Brett Gardner suffered yet another setback on Tuesday, prolonging his already lengthy stint on the disabled list. While Gardner’s situation is not approaching the absurdity of Carl Pavano’s, it is concerning that Brett—at 28 years old—has spent 93 days on the DL. There has been no history to suggest that Brett is anything short of a hard-nosed player and is undoubtedly doing everything in his power to return to the field this season. But the fact remains that Gardner has suffered numerous setbacks with this elbow injury and there is a real possibility he will not return this season. If Gardner does not return, can the Yankees survive without him?
Thus far, the Yankees have not missed their starting left fielder. Would they rather have Gardner patrolling left field and batting ninth than platooning Ibanez and Jones? Yes. But Raul and Andruw have done a tremendous job in left field this season.

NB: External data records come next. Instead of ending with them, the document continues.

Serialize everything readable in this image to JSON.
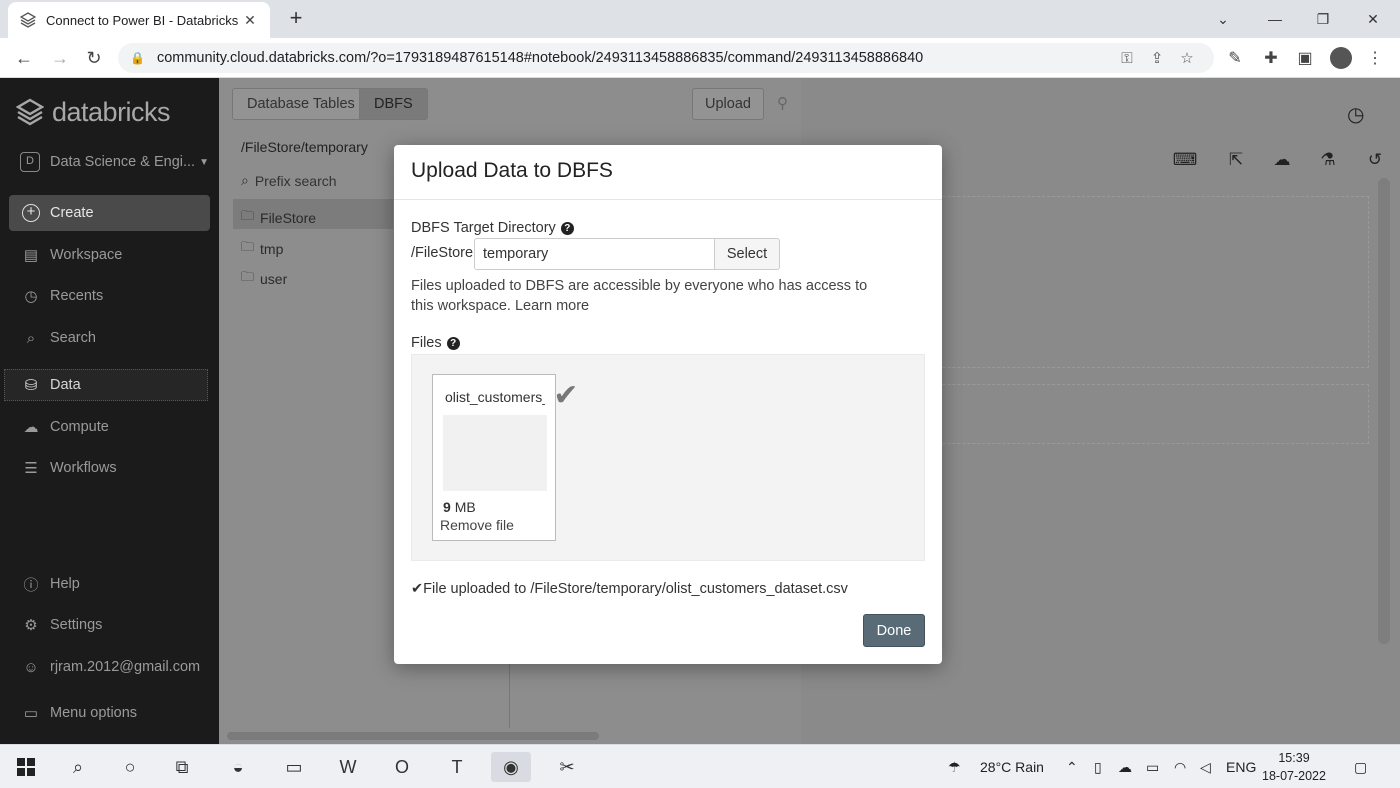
{
  "browser": {
    "tab_title": "Connect to Power BI - Databricks",
    "new_tab": "+",
    "url": "community.cloud.databricks.com/?o=1793189487615148#notebook/2493113458886835/command/2493113458886840"
  },
  "sidebar": {
    "brand": "databricks",
    "persona_letter": "D",
    "persona": "Data Science & Engi...",
    "create": "Create",
    "items": [
      {
        "label": "Workspace"
      },
      {
        "label": "Recents"
      },
      {
        "label": "Search"
      },
      {
        "label": "Data"
      },
      {
        "label": "Compute"
      },
      {
        "label": "Workflows"
      }
    ],
    "bottom": [
      {
        "label": "Help"
      },
      {
        "label": "Settings"
      },
      {
        "label": "rjram.2012@gmail.com"
      },
      {
        "label": "Menu options"
      }
    ]
  },
  "file_panel": {
    "tab_tables": "Database Tables",
    "tab_dbfs": "DBFS",
    "upload": "Upload",
    "path": "/FileStore/temporary",
    "prefix_search": "Prefix search",
    "folders": [
      "FileStore",
      "tmp",
      "user"
    ]
  },
  "modal": {
    "title": "Upload Data to DBFS",
    "target_label": "DBFS Target Directory",
    "prefix": "/FileStore",
    "dir_value": "temporary",
    "select": "Select",
    "note": "Files uploaded to DBFS are accessible by everyone who has access to this workspace.",
    "learn_more": "Learn more",
    "files_label": "Files",
    "file": {
      "name": "olist_customers_dataset.csv",
      "size_num": "9",
      "size_unit": "MB",
      "remove": "Remove file"
    },
    "success": "File uploaded to /FileStore/temporary/olist_customers_dataset.csv",
    "done": "Done"
  },
  "taskbar": {
    "weather": "28°C  Rain",
    "lang": "ENG",
    "time": "15:39",
    "date": "18-07-2022"
  }
}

The Yankees have received 16 home runs and 44 RBIs out of their left fielders—which have primarily been Ibanez and Jones. For the season the two have combined for 24 home runs and 66 RBIs overall—significantly more power production than Brett can provide the Yankees. But the Yankees are not lacking power.

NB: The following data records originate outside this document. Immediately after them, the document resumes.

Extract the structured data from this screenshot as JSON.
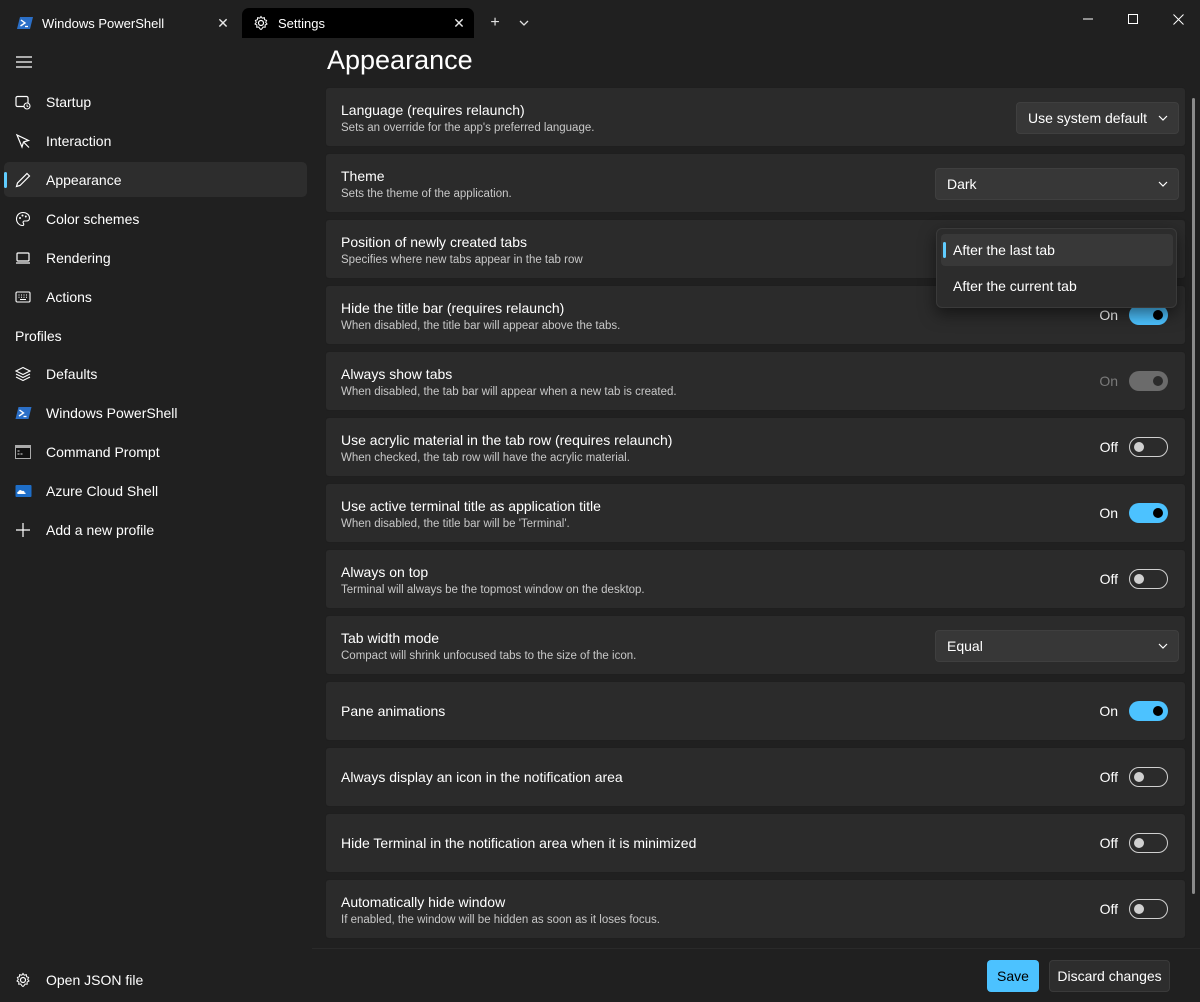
{
  "tabs": [
    {
      "label": "Windows PowerShell",
      "icon": "powershell-icon"
    },
    {
      "label": "Settings",
      "icon": "gear-icon"
    }
  ],
  "sidebar": {
    "items": [
      {
        "label": "Startup",
        "icon": "startup-icon"
      },
      {
        "label": "Interaction",
        "icon": "interaction-icon"
      },
      {
        "label": "Appearance",
        "icon": "pen-icon",
        "selected": true
      },
      {
        "label": "Color schemes",
        "icon": "palette-icon"
      },
      {
        "label": "Rendering",
        "icon": "monitor-icon"
      },
      {
        "label": "Actions",
        "icon": "keyboard-icon"
      }
    ],
    "profiles_header": "Profiles",
    "profiles": [
      {
        "label": "Defaults",
        "icon": "layers-icon"
      },
      {
        "label": "Windows PowerShell",
        "icon": "powershell-icon"
      },
      {
        "label": "Command Prompt",
        "icon": "cmd-icon"
      },
      {
        "label": "Azure Cloud Shell",
        "icon": "azure-icon"
      },
      {
        "label": "Add a new profile",
        "icon": "plus-icon"
      }
    ],
    "open_json": {
      "label": "Open JSON file",
      "icon": "gear-icon"
    }
  },
  "main": {
    "title": "Appearance",
    "settings": [
      {
        "title": "Language (requires relaunch)",
        "desc": "Sets an override for the app's preferred language.",
        "control": "dropdown",
        "value": "Use system default"
      },
      {
        "title": "Theme",
        "desc": "Sets the theme of the application.",
        "control": "dropdown",
        "value": "Dark"
      },
      {
        "title": "Position of newly created tabs",
        "desc": "Specifies where new tabs appear in the tab row",
        "control": "dropdown-open"
      },
      {
        "title": "Hide the title bar (requires relaunch)",
        "desc": "When disabled, the title bar will appear above the tabs.",
        "control": "toggle",
        "state": "On"
      },
      {
        "title": "Always show tabs",
        "desc": "When disabled, the tab bar will appear when a new tab is created.",
        "control": "toggle-disabled",
        "state": "On"
      },
      {
        "title": "Use acrylic material in the tab row (requires relaunch)",
        "desc": "When checked, the tab row will have the acrylic material.",
        "control": "toggle",
        "state": "Off"
      },
      {
        "title": "Use active terminal title as application title",
        "desc": "When disabled, the title bar will be 'Terminal'.",
        "control": "toggle",
        "state": "On"
      },
      {
        "title": "Always on top",
        "desc": "Terminal will always be the topmost window on the desktop.",
        "control": "toggle",
        "state": "Off"
      },
      {
        "title": "Tab width mode",
        "desc": "Compact will shrink unfocused tabs to the size of the icon.",
        "control": "dropdown",
        "value": "Equal"
      },
      {
        "title": "Pane animations",
        "desc": "",
        "control": "toggle",
        "state": "On"
      },
      {
        "title": "Always display an icon in the notification area",
        "desc": "",
        "control": "toggle",
        "state": "Off"
      },
      {
        "title": "Hide Terminal in the notification area when it is minimized",
        "desc": "",
        "control": "toggle",
        "state": "Off"
      },
      {
        "title": "Automatically hide window",
        "desc": "If enabled, the window will be hidden as soon as it loses focus.",
        "control": "toggle",
        "state": "Off"
      }
    ],
    "flyout_options": [
      "After the last tab",
      "After the current tab"
    ]
  },
  "buttons": {
    "save": "Save",
    "discard": "Discard changes"
  },
  "colors": {
    "accent": "#4cc2ff",
    "background": "#202020",
    "card": "#2b2b2b"
  }
}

It is highly publicized that the Yankees rely heavily on the home run to score—roughly half of their runs are scored via the home run. A common belief is that, come October—when the pitching is better—the Yankees will struggle to score runs like they do during the regular season. Having Brett Gardner at the bottom of the order to utilize his speed and ability to get on base (Gardner’s career OBP is .355—Ibanez and Jones have a combined .309 OBP this season) would be a tremendous lift for a Yankees offense that struggles with runners in scoring position.

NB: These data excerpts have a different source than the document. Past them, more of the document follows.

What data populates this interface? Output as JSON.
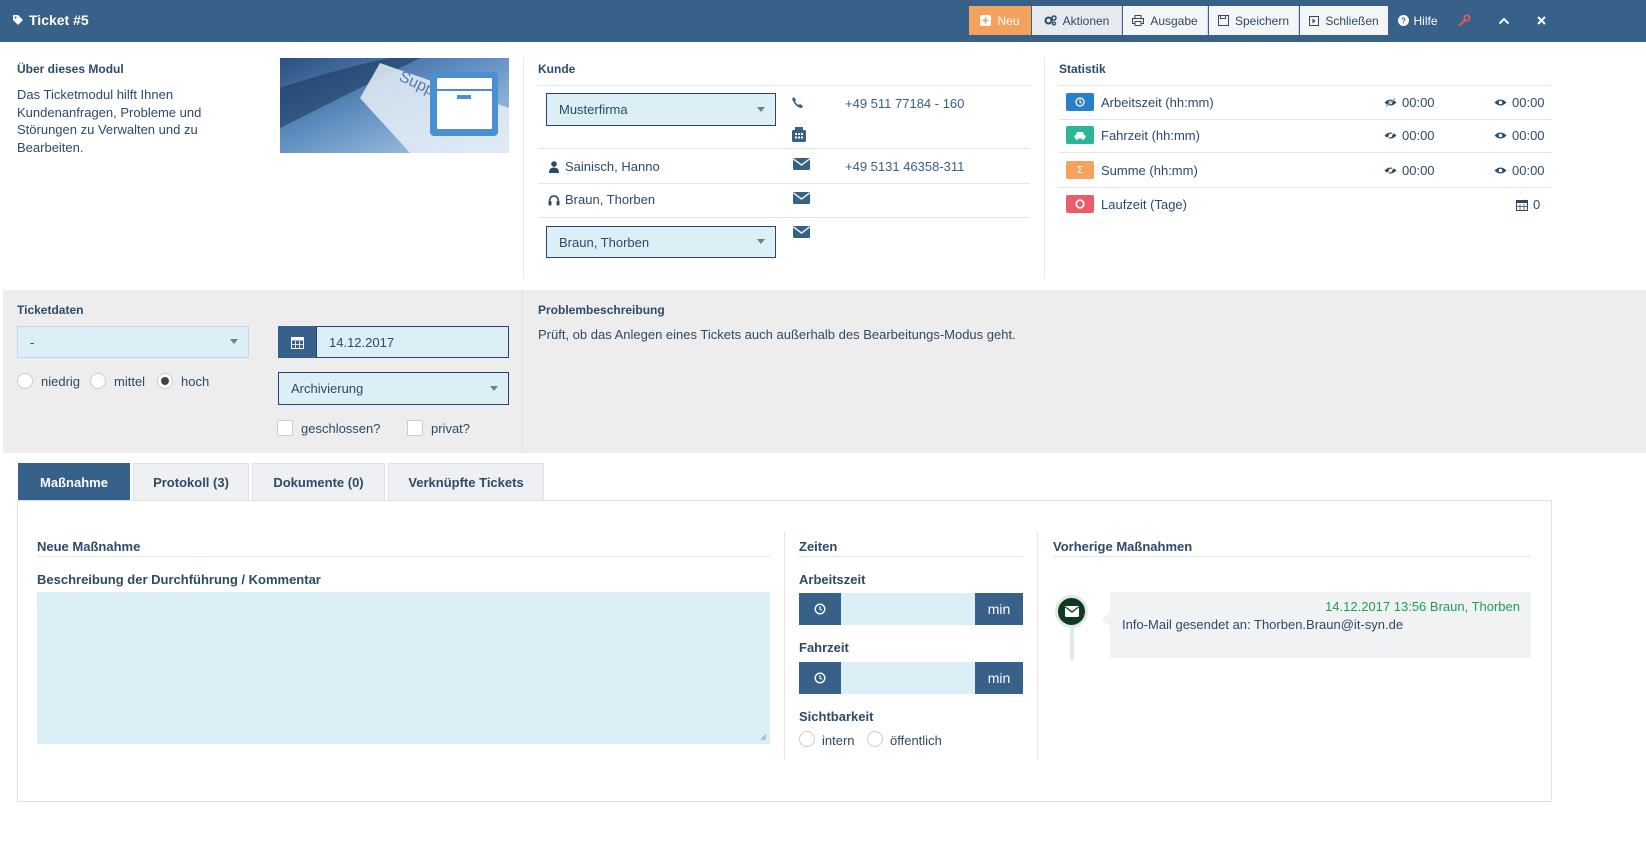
{
  "header": {
    "title": "Ticket #5",
    "buttons": {
      "new": "Neu",
      "actions": "Aktionen",
      "output": "Ausgabe",
      "save": "Speichern",
      "close": "Schließen",
      "help": "Hilfe"
    }
  },
  "about": {
    "title": "Über dieses Modul",
    "text": "Das Ticketmodul hilft Ihnen Kundenanfragen, Probleme und Störungen zu Verwalten und zu Bearbeiten."
  },
  "customer": {
    "title": "Kunde",
    "company": "Musterfirma",
    "phone": "+49 511 77184 - 160",
    "contact": "Sainisch, Hanno",
    "contact_phone": "+49 5131 46358-311",
    "agent": "Braun, Thorben",
    "assignee": "Braun, Thorben"
  },
  "statistics": {
    "title": "Statistik",
    "rows": [
      {
        "label": "Arbeitszeit (hh:mm)",
        "v1": "00:00",
        "v2": "00:00",
        "color": "#2a7fc9"
      },
      {
        "label": "Fahrzeit (hh:mm)",
        "v1": "00:00",
        "v2": "00:00",
        "color": "#2bb69a"
      },
      {
        "label": "Summe (hh:mm)",
        "v1": "00:00",
        "v2": "00:00",
        "color": "#f5a25d",
        "symbol": "Σ"
      },
      {
        "label": "Laufzeit (Tage)",
        "v2": "0",
        "color": "#ea5d6a"
      }
    ]
  },
  "ticketdata": {
    "title": "Ticketdaten",
    "select_value": "-",
    "date": "14.12.2017",
    "category": "Archivierung",
    "priority": {
      "low": "niedrig",
      "mid": "mittel",
      "high": "hoch",
      "selected": "hoch"
    },
    "closed_label": "geschlossen?",
    "private_label": "privat?"
  },
  "problem": {
    "title": "Problembeschreibung",
    "text": "Prüft, ob das Anlegen eines Tickets auch außerhalb des Bearbeitungs-Modus geht."
  },
  "tabs": [
    {
      "label": "Maßnahme",
      "active": true
    },
    {
      "label": "Protokoll (3)"
    },
    {
      "label": "Dokumente (0)"
    },
    {
      "label": "Verknüpfte Tickets"
    }
  ],
  "measure": {
    "title": "Neue Maßnahme",
    "desc_label": "Beschreibung der Durchführung / Kommentar"
  },
  "times": {
    "title": "Zeiten",
    "work_label": "Arbeitszeit",
    "travel_label": "Fahrzeit",
    "unit": "min",
    "visibility_label": "Sichtbarkeit",
    "intern": "intern",
    "public": "öffentlich"
  },
  "previous": {
    "title": "Vorherige Maßnahmen",
    "entries": [
      {
        "meta": "14.12.2017 13:56 Braun, Thorben",
        "text": "Info-Mail gesendet an: Thorben.Braun@it-syn.de"
      }
    ]
  },
  "colors": {
    "primary": "#376188",
    "accent_orange": "#f2a25c",
    "input_bg": "#dceff7",
    "timeline_green": "#1f9d55"
  }
}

Barring any trades the Yankees will finish the season with the outfield they have now. My concern is that Ibanez and Jones, 40 and 35 years old respectfully, can easily break down at any time because of increased playing time. There is no doubt that both have been extremely productive—and clutch at times—so if they remain healthy the Yankees should continue to see great production out of left field and will not miss Gardner in 2012.